H = HamiltonianSparse(lb_input)

The script above initializes a 1D chain of length 1000 as a sparse Hamiltonian.

Hamiltonian as a matrix

Setting up a Hamiltonian with its matrix form is as simple as expected: we simply need to initialize the corresponding Hamiltonian class with it. Let's make the example of a 1D chain, whose non-zero entries in the Hamiltonian are just the two off-diagonals with value \(-t\)

import numpy as np
from scipy.sparse import diags
from qolossal import HamiltonianSparseDirect

# parameters
t = 1  # hopping amplitude
dimension = 10  # dimension of the chain
lattice_vector_length = 0.5  # in Angstroms

# initialize the hamiltonian matrix.
# NOTE: we use the csr format as this is what qolossal uses
diagonals = -t * np.ones(dimension)
Hamiltonian_matrix = diags(
    diagonals=[diagonals, diagonals],
    offsets=[1, -1],
    shape=(dimension, dimension),
    format='csr'
)

# initialize HamiltonianSparseDirect.
H = HamiltonianSparseDirect(
    H = Hamiltonian_matrix,
    total_volume = dimension * lattice_vector_length
)

This will initialize our Hamiltonian object and we will be able to start computing the systems properties. The above code will result in a RuntimeWarning: as we have not provided the velocity operators, the calculation of quantities that require these, such as the DC conductivity, will not work. To do so, we follow the same rationale

sites_position = np.arange(dimension) * lattice_vector_length
position_operator = diags(
    [sites_position],
    offsets=[0],
    shape=(dimension, dimension),
    format='csr'
)

# compute the velocity as V_x=i [H, r_x] (hbar=1)
velocity_x = 1.j * (
    Hamiltonian_matrix @ position_operator - position_operator @ Hamiltonian_matrix
)
# the velocity matrices for the y and z directions are just zeros.
velocity_y = velocity_z = diags(
    np.zeros(dimension),
    shape=(dimension, dimension),
    format='csr'
)

# initialize HamiltonianSparseDirect.
H = HamiltonianSparseDirect(
    H = Hamiltonian_matrix,
    total_volume = dimension * lattice_vector_length,
    velocity_times_hbar_matrices=[velocity_x, velocity_y, velocity_z]
)

Now we can proceed to compute velocity-dependent quantities as well.

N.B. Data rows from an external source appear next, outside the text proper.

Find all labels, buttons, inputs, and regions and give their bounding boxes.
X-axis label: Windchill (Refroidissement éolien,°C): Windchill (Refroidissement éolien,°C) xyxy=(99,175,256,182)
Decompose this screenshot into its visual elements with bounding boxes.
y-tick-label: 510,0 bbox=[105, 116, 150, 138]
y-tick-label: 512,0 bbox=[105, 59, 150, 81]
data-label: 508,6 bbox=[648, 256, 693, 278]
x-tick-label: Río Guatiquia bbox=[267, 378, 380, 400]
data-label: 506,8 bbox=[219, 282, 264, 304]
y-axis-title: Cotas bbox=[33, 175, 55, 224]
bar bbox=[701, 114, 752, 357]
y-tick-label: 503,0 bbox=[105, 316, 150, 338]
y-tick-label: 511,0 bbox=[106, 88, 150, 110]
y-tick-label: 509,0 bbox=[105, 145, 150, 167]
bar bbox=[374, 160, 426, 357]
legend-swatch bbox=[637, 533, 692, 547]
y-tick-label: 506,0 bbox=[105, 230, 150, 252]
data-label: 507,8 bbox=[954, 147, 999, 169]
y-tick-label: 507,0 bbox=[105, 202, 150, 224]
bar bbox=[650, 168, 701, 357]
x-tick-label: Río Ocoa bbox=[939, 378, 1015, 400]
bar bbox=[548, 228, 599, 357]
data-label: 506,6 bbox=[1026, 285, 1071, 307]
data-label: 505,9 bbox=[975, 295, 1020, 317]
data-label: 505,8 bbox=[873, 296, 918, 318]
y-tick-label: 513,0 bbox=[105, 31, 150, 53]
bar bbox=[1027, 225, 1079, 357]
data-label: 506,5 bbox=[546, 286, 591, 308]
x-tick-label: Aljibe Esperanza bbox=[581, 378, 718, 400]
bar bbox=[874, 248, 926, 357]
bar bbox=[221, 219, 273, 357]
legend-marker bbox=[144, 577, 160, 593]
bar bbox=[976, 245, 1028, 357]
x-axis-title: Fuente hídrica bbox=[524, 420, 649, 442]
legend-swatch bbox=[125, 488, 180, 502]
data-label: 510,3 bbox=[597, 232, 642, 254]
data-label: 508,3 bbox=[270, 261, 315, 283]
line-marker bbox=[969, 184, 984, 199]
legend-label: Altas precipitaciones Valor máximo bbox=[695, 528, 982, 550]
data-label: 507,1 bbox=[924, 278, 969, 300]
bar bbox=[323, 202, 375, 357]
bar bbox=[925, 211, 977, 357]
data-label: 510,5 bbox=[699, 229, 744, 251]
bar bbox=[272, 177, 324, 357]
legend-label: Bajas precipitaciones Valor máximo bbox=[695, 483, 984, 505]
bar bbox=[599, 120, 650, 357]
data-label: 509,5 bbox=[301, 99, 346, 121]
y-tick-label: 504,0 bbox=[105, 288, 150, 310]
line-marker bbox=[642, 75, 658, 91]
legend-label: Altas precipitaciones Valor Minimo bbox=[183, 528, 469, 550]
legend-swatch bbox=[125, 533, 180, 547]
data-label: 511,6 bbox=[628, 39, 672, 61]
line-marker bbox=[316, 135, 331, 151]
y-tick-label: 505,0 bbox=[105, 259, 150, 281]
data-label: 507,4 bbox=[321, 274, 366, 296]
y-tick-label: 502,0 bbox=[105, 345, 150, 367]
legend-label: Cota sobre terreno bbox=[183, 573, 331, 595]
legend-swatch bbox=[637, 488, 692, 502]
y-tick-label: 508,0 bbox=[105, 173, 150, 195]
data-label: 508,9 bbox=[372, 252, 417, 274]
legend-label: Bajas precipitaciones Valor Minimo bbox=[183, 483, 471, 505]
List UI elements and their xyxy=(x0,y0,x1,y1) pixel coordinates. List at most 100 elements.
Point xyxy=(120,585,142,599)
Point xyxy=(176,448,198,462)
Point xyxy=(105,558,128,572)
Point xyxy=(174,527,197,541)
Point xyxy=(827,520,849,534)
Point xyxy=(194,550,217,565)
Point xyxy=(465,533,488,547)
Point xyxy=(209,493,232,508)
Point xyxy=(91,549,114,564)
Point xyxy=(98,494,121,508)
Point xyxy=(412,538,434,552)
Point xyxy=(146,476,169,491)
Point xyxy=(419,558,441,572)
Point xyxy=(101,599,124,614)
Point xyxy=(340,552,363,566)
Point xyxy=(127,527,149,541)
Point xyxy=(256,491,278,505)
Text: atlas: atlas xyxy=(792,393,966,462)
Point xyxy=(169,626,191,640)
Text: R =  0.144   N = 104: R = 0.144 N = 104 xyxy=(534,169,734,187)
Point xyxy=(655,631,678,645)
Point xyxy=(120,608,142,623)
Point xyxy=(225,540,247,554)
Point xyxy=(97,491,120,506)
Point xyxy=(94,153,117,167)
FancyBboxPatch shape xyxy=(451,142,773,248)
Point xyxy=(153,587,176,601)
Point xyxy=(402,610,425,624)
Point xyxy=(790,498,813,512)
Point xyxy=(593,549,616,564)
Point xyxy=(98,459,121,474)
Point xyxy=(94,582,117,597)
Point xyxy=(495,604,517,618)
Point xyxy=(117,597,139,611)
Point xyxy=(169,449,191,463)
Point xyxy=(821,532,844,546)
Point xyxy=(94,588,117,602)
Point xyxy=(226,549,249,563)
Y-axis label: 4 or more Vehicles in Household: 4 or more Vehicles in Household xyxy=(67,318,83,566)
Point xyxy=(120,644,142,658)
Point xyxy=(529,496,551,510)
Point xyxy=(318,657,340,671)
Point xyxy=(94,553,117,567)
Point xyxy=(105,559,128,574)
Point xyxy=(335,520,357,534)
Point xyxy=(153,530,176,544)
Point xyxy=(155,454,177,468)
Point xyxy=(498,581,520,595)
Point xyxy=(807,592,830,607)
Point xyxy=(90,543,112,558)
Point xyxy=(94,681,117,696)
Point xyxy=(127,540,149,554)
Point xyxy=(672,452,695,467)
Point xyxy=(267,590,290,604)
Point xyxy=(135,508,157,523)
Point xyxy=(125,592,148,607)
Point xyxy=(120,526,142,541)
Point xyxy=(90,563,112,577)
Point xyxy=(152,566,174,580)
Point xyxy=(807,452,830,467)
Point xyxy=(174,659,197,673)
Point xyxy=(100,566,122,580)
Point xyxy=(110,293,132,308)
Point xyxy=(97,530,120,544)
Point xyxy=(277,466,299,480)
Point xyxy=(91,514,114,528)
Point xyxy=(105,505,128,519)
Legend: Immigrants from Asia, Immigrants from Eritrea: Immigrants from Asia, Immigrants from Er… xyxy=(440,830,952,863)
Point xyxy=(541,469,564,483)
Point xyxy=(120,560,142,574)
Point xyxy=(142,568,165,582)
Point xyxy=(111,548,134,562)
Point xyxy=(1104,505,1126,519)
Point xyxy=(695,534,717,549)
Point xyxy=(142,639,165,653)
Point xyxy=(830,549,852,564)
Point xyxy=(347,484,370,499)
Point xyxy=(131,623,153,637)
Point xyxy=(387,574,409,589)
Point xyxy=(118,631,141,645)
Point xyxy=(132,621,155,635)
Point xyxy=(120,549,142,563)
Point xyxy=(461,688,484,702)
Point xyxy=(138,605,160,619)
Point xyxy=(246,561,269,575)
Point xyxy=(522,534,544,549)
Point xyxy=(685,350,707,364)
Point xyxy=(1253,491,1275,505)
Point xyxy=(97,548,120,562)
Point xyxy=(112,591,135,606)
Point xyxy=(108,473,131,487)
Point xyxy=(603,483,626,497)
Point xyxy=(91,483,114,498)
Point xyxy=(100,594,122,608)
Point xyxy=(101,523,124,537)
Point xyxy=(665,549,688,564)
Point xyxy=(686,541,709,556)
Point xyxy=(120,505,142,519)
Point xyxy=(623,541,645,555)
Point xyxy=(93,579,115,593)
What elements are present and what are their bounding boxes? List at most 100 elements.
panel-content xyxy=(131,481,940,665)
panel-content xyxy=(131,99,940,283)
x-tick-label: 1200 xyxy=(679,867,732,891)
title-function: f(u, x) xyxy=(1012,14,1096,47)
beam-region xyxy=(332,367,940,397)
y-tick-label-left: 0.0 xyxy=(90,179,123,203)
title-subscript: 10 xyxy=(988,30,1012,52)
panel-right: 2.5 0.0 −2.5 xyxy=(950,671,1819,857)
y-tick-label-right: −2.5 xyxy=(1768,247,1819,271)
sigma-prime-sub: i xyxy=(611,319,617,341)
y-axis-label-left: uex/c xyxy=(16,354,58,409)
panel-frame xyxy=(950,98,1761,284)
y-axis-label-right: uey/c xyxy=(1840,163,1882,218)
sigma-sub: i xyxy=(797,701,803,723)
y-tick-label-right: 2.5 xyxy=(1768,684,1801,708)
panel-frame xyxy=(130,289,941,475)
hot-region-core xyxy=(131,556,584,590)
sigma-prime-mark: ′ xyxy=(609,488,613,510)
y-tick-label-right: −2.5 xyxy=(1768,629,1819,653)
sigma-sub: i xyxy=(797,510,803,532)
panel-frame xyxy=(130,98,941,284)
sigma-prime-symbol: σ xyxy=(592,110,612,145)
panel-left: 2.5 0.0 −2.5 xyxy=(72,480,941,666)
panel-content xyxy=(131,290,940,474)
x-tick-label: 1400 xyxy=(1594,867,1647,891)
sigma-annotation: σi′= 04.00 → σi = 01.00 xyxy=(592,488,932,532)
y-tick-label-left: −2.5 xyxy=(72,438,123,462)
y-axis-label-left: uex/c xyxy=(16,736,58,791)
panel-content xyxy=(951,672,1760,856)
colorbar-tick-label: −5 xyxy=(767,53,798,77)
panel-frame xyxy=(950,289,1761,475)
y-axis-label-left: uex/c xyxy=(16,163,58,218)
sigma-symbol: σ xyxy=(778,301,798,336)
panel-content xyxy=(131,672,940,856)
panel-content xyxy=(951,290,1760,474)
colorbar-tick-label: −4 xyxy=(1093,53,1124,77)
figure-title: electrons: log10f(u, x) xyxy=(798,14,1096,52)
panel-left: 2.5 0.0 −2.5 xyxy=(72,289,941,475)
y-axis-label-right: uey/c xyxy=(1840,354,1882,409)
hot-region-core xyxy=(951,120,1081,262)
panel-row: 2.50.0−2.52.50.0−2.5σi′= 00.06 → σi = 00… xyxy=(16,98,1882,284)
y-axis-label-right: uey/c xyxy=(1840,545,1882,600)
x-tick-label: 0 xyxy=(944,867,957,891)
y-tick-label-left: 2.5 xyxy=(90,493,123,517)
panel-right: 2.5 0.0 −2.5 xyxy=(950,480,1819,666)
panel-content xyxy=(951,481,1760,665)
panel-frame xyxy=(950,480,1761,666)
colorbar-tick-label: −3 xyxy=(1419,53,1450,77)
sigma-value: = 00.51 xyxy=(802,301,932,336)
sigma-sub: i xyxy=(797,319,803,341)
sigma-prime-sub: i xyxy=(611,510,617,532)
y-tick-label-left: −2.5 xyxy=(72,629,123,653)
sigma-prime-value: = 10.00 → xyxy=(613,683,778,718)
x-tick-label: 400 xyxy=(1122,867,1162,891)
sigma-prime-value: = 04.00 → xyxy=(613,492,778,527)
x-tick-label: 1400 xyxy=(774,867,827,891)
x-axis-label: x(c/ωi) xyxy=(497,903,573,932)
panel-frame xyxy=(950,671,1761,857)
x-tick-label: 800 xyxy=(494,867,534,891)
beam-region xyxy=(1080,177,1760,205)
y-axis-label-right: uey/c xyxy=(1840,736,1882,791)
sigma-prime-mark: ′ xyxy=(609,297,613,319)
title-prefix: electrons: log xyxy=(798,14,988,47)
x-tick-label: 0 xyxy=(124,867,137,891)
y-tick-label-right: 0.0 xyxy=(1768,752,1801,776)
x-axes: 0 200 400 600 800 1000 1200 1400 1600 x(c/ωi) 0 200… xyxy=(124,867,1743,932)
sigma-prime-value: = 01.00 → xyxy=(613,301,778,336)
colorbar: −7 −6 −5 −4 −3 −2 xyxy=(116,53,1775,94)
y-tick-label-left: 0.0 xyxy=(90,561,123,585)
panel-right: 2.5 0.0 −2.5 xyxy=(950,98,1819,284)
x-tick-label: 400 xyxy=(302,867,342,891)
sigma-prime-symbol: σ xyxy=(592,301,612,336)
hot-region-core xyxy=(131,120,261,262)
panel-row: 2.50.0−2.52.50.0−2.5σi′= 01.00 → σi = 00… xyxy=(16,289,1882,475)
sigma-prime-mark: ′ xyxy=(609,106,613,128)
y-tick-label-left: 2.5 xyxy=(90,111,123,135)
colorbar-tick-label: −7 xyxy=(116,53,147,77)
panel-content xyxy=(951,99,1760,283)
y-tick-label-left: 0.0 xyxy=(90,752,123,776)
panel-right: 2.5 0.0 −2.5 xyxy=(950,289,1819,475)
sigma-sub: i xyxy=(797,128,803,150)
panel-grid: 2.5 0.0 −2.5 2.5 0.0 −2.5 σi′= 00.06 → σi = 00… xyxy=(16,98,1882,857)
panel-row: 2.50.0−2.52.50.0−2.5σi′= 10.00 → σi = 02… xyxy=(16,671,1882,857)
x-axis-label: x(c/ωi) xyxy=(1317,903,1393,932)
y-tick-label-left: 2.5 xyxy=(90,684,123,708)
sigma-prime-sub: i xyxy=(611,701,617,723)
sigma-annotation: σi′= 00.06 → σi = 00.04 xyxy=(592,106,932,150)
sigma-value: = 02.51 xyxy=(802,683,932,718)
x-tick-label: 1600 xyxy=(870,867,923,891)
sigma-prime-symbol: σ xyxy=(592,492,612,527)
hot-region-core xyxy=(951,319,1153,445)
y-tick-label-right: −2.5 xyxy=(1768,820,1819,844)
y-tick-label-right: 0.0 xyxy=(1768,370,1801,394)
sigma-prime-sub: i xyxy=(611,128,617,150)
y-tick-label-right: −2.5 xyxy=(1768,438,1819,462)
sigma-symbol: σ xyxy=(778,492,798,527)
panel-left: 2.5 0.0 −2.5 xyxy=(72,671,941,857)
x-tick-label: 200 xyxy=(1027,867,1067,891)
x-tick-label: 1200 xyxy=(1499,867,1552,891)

Hamiltonian as a linear operator

To initialize the Hamiltonian with a linear operator we proceed exactly like for the matrix version.

import numpy as np
from scipy.sparse import diags
from qolossal import HamiltonianLinearOperator

# parameters
t = 1  # hopping amplitude
dimension = 10  # dimension of the chain
lattice_vector_length = 0.5  # in Angstroms

# initialize the hamiltonian matrix.
# NOTE: we use the csr format as this is what qolossal uses
diagonals = -t * np.ones(dimension)
Hamiltonian_matrix = diags(
    diagonals=[diagonals, diagonals],
    offsets=[1, -1],
    shape=(dimension, dimension),
    format='csr'
)


# we define the linear operator starting from the matrix for the example, but this can be
# done however one likes
def linear_operator(v: np.ndarray, out: np.ndarray) -> np.ndarray:
    """Apply Hamiltonian to vector.

    Args:
        v (np.ndarray): input.
        out (np.ndarray): preallocated output.

    Returns:
        np.ndarray: H @ v
    """
    # syntax used to make sure that the result is written in the already allocated space of "out"
    out[:] = Hamiltonian_matrix @ v
    return out


H = HamiltonianLinearOperator(
    linear_operator,
    dim=dimension,
    dtype=float,
    total_volume=dimension * lattice_vector_length
)

For the velocity we proceed in exactly the same way, ensuring the linear operators have the same signature as the Hamiltonian linear operator.

Disorder

HQS Qolossal can also add disorder to the system. Currently only local disorder is implemented: in this case a random potential is applied to the different sites. To add local disorder to a system we can simply specify its properties during the Hamiltonian initialization:

from qolossal import HamiltonianSparseDIrect

# ... initialization of all relevant arguments

H = HamiltonianSparseDirect(
    H = Hamiltonian_matrix,
    total_volume = dimension * lattice_vector_length,
    disDict={"type": "onsite", "distr": "uniform", "sigma": 0.1, "avg": 0}
)

where the disorder dictionary specifies the type of disorder (currently only "onsite"), the distribution type of the random potential (allowed: uniform, gaussian, laplace) and average value and standard deviation of the random potential.